In lots of ways my kids are brilliant at saying no. When I expect them to go to bed. When I’m attempting to coax them into trying ‘new’ foods. When I’m in a rush and they don’t want to go anyway. It feels like a skill that they really excel in.

But on other occasions, I’ve been really frustrated when they’ve failed to say no. Katie particularly has never been a fan of being hugged. Even as a small baby she wasn’t happy being passed to people and tends to be quite reserved. I can see her obvious discomfort at times when other children hug her. But yet, she just doesn’t say no.

Her key workers in pre school were brilliant at recognising this and really worked hard to teach her to say “No, I don’t like that!” in a really authoritative way. And I’m forever grateful that they did.

I want my kids to have bodily autonomy. I don’t want to keep quiet when they are uncomfortable or unhappy. And I certainly want them to stand up when they see injustice in the world.

I could not have been prouder hearing Katie protesting loudly that another child had taken something off her friend. Funnily enough, when you’re aged 4, a very loud ‘No, that’s NOT right’ gets people’s attention.

So whilst I’m still going to encourage compliance regarding vegetable consumption. In many other ways I’d much prefer my kids to be rebels!

Here are five books that I hope encourage to say NO in the ‘right’ situation:

1. Malala Yousafzai: Warrior with Words by Karen Leggett Abouraya. Author and journalist Karen Leggett Abouraya, brings Malala’s story to life for young readers. Malala’s story is more than a biography of a brave and outspoken teenager. It is a testament to the power of education to change the world for boys and girls everywhere.

2. Rosie Revere, Engineer – by Andrea Beaty and David Roberts. Rosie may seem quiet during the day, but at night she’s a brilliant inventor of gizmos and gadgets who dreams of becoming a great engineer. When her Great, Great Aunt Rose (Rosie the Riveter) comes for a visit and mentions her one unfinished goal–to fly–Rosie sets to work building a contraption to make her aunt’s dream come true. Her invention complete, Rosie attempts a test flight–but after a moment, the machine crashes to the ground.
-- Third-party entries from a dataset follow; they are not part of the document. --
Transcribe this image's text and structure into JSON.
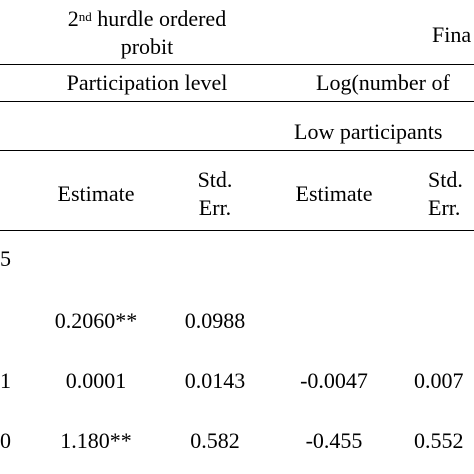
{
  "header": {
    "hurdle2_title_line1_sup": "nd",
    "hurdle2_title_line1_num": "2",
    "hurdle2_title_line1_rest": " hurdle ordered",
    "hurdle2_title_line2": "probit",
    "final_title_partial": "Fina",
    "participation_level": "Participation level",
    "log_number_partial": "Log(number of",
    "low_participants_partial": "Low participants"
  },
  "columns": {
    "estimate_1": "Estimate",
    "stderr_1_line1": "Std.",
    "stderr_1_line2": "Err.",
    "estimate_2": "Estimate",
    "stderr_2_line1": "Std.",
    "stderr_2_line2": "Err."
  },
  "rows": [
    {
      "label": "5",
      "est1": "",
      "se1": "",
      "est2": "",
      "se2": ""
    },
    {
      "label": "",
      "est1": "0.2060**",
      "se1": "0.0988",
      "est2": "",
      "se2": ""
    },
    {
      "label": "1",
      "est1": "0.0001",
      "se1": "0.0143",
      "est2": "-0.0047",
      "se2": "0.007"
    },
    {
      "label": "0",
      "est1": "1.180**",
      "se1": "0.582",
      "est2": "-0.455",
      "se2": "0.552"
    }
  ]
}
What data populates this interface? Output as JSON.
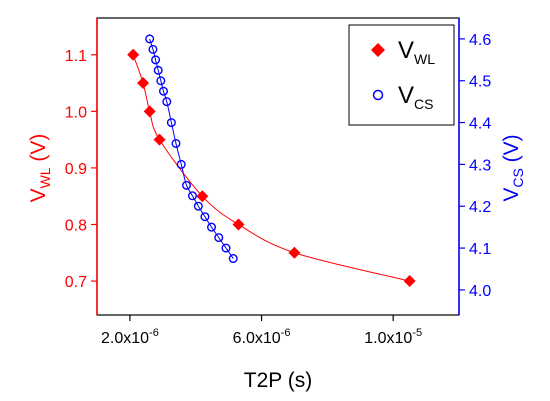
{
  "chart_data": {
    "type": "scatter",
    "xlabel": "T2P (s)",
    "xlim": [
      1e-06,
      1.2e-05
    ],
    "x_ticks": [
      {
        "value": 2e-06,
        "base": "2.0x10",
        "exp": "-6"
      },
      {
        "value": 6e-06,
        "base": "6.0x10",
        "exp": "-6"
      },
      {
        "value": 1e-05,
        "base": "1.0x10",
        "exp": "-5"
      }
    ],
    "left_axis": {
      "label_main": "V",
      "label_sub": "WL",
      "label_unit": " (V)",
      "ylim": [
        0.64,
        1.165
      ],
      "ticks": [
        "0.7",
        "0.8",
        "0.9",
        "1.0",
        "1.1"
      ],
      "color": "#ff0000"
    },
    "right_axis": {
      "label_main": "V",
      "label_sub": "CS",
      "label_unit": " (V)",
      "ylim": [
        3.94,
        4.65
      ],
      "ticks": [
        "4.0",
        "4.1",
        "4.2",
        "4.3",
        "4.4",
        "4.5",
        "4.6"
      ],
      "color": "#0000ff"
    },
    "series": [
      {
        "name_main": "V",
        "name_sub": "WL",
        "axis": "left",
        "marker": "diamond",
        "color": "#ff0000",
        "x": [
          2.1e-06,
          2.4e-06,
          2.6e-06,
          2.9e-06,
          4.2e-06,
          5.3e-06,
          7e-06,
          1.05e-05
        ],
        "y": [
          1.1,
          1.05,
          1.0,
          0.95,
          0.85,
          0.8,
          0.75,
          0.7
        ]
      },
      {
        "name_main": "V",
        "name_sub": "CS",
        "axis": "right",
        "marker": "circle",
        "color": "#0000ff",
        "x": [
          2.6e-06,
          2.7e-06,
          2.78e-06,
          2.86e-06,
          2.94e-06,
          3.02e-06,
          3.12e-06,
          3.26e-06,
          3.4e-06,
          3.56e-06,
          3.72e-06,
          3.9e-06,
          4.08e-06,
          4.28e-06,
          4.48e-06,
          4.7e-06,
          4.92e-06,
          5.14e-06
        ],
        "y": [
          4.6,
          4.575,
          4.55,
          4.525,
          4.5,
          4.475,
          4.45,
          4.4,
          4.35,
          4.3,
          4.25,
          4.225,
          4.2,
          4.175,
          4.15,
          4.125,
          4.1,
          4.075
        ]
      }
    ],
    "legend": {
      "position": "top-right"
    },
    "grid": false
  }
}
Discouraged, Rosie deems the invention a failure, but Aunt Rose insists that on the contrary, it was a raging success. You can only truly fail, she explains, if you quit. Reassured, Rosie returns to her engineering and inspires her classmates to join in the fun.

3. We Are All Born Free: The Universal Declaration of Human Rights in Pictures – by Amnesty International. An illustrated celebration of the Universal Declaration of Human Rights, stunningly brought to life by internationally-renowned artists including Axel Scheffler, Chris Riddell and Satoshi Kitamura. The Universal Declaration of Human Rights was signed on 10th December 1948.

4. No Means No – by Ayneen Sanders and Cherie Zamazing. ‘No Means No!’ is a children’s picture book about an empowered little girl who has a very strong and clear voice in all issues, especially those relating to her body and personal boundaries.

5. A is for Activist – by Innosanto Nagara. A is for Activist is an ABC board book written and illustrated for the next generation of progressives: families who want their kids to grow up in a space that is unapologetic about activism, environmental justice, civil rights, LGBTQ rights and everything else that activists believe in and fight for. The alliteration, rhyming and vibrant illustrations make the book exciting for children, while the issues depicted resonate with their parents’ values of community, equality and justice.

What’s your favourite book for rebel kids? I’d love to find some more good ones! Have you read any of these? If so, what did you think of them?